The Tax Expenditure Commission, formed last year by Gov. Deval Patrick and the Legislature, unanimously approved a final report that calls for fewer and less generous tax breaks in the future and a periodic review of all existing breaks to make sure they are achieving worthwhile goals.

The panel, chaired by Secretary of Administration and Finance Jay Gonzalez, examined a vast array of tax breaks, including exemptions, credits and deductions apart from the state's normal tax code.

Gonzalez, in a statement, said the report is a "comprehensive roadmap" to reforming the system.

"We must do everything possible to ensure that every taxpayer dollar is being invested as effectively as possible -- and that includes taxpayer dollars we choose to invest in the form of tax breaks," he said.

An analysis last year by state Auditor Suzanne Bump of 92 business tax breaks, some in existence for decades, found that only a handful had mechanisms for reviewing their effectiveness or recouping lost revenue if the exemptions failed to produce an economic benefit to the state.

Bump called Monday's final report "a major advance in government accountability."

The state has estimated that when all the various tax incentives and exemptions are added up, Massachusetts is forgoing about $26 billion in revenue, which exceeds the total amount of taxes the state is expected to collect in the current fiscal year.

The bipartisan commission, including state officials, lawmakers and economists, met nine times since October. Among its recommendations:

-- Reducing the overall number and cost of tax breaks and basing future breaks on a specific set of criteria that would be established in the future by the governor and Legislature.
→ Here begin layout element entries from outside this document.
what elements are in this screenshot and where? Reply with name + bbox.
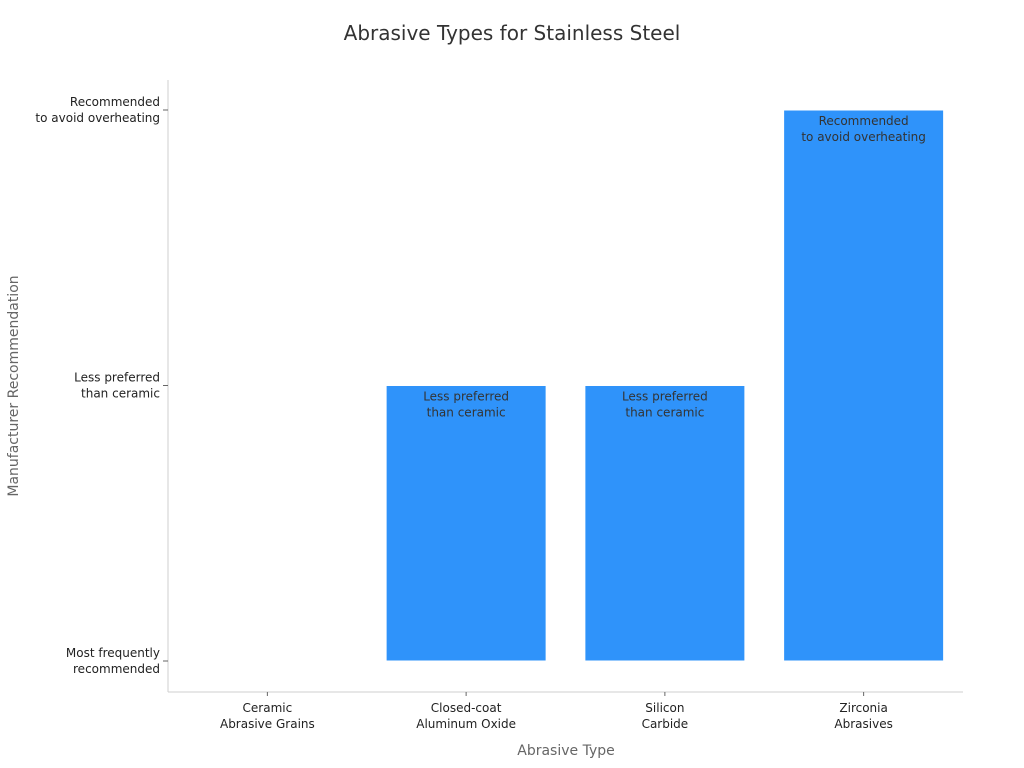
- bar-3: [783, 109, 945, 662]
- x-tick-label-1-line: Aluminum Oxide: [416, 717, 516, 731]
- bar-label-1: Less preferred than ceramic: [423, 390, 509, 420]
- y-axis-title: Manufacturer Recommendation: [6, 275, 22, 496]
- x-tick-label-3-line: Zirconia: [839, 701, 887, 715]
- x-tick-label-0-line: Ceramic: [243, 701, 293, 715]
- bar-label-2: Less preferred than ceramic: [622, 390, 708, 420]
- bar-label-3-line: to avoid overheating: [801, 130, 926, 144]
- x-tick-label-1: Closed-coat Aluminum Oxide: [416, 701, 516, 731]
- bar-label-1-line: Less preferred: [423, 390, 509, 404]
- x-tick-label-2-line: Carbide: [642, 717, 689, 731]
- x-tick-label-1-line: Closed-coat: [431, 701, 502, 715]
- bar-1: [385, 385, 547, 662]
- x-tick-label-2: Silicon Carbide: [642, 701, 689, 731]
- y-tick-label-2-line: Recommended: [70, 95, 160, 109]
- x-tick-label-3: Zirconia Abrasives: [834, 701, 892, 731]
- y-tick-label-0: Most frequently recommended: [66, 646, 160, 676]
- chart-title: Abrasive Types for Stainless Steel: [344, 21, 681, 45]
- bar-label-3-line: Recommended: [819, 114, 909, 128]
- x-tick-label-2-line: Silicon: [645, 701, 684, 715]
- y-tick-label-2-line: to avoid overheating: [35, 111, 160, 125]
- bar-label-1-line: than ceramic: [427, 406, 506, 420]
- y-tick-label-1: Less preferred than ceramic: [74, 371, 160, 401]
- bars-group: [385, 109, 945, 662]
- bar-2: [584, 385, 746, 662]
- y-tick-label-0-line: recommended: [73, 662, 160, 676]
- bar-label-3: Recommended to avoid overheating: [801, 114, 926, 144]
- y-tick-label-1-line: Less preferred: [74, 371, 160, 385]
- y-tick-label-2: Recommended to avoid overheating: [35, 95, 160, 125]
- bar-label-2-line: Less preferred: [622, 390, 708, 404]
- bar-label-2-line: than ceramic: [625, 406, 704, 420]
- x-tick-label-0-line: Abrasive Grains: [220, 717, 315, 731]
- y-tick-label-0-line: Most frequently: [66, 646, 160, 660]
- x-axis-title: Abrasive Type: [517, 743, 615, 759]
- y-tick-label-1-line: than ceramic: [81, 387, 160, 401]
- x-ticks-group: Ceramic Abrasive Grains Closed-coat Aluminu…: [220, 692, 893, 731]
- x-tick-label-0: Ceramic Abrasive Grains: [220, 701, 315, 731]
- y-ticks-group: Most frequently recommended Less preferred…: [35, 95, 168, 676]
- x-tick-label-3-line: Abrasives: [834, 717, 892, 731]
-- Requiring an automatic, periodic review of all tax breaks, known as a "sunset" provision. Discretionary "grant-like" tax breaks would be reviewed every five years for their effectiveness.

-- Establishing "clawback" provisions, which allow the state to recoup all or a portion of the value of tax breaks if recipients fail to live up to commitments they have made.

The state's policy on tax breaks came under fresh scrutiny last year when Evergreen Solar closed a factory at a former military base in Devens and laid off hundreds of workers after receiving more than $30 million in direct grants and tax and lease breaks. The company later filed for bankruptcy.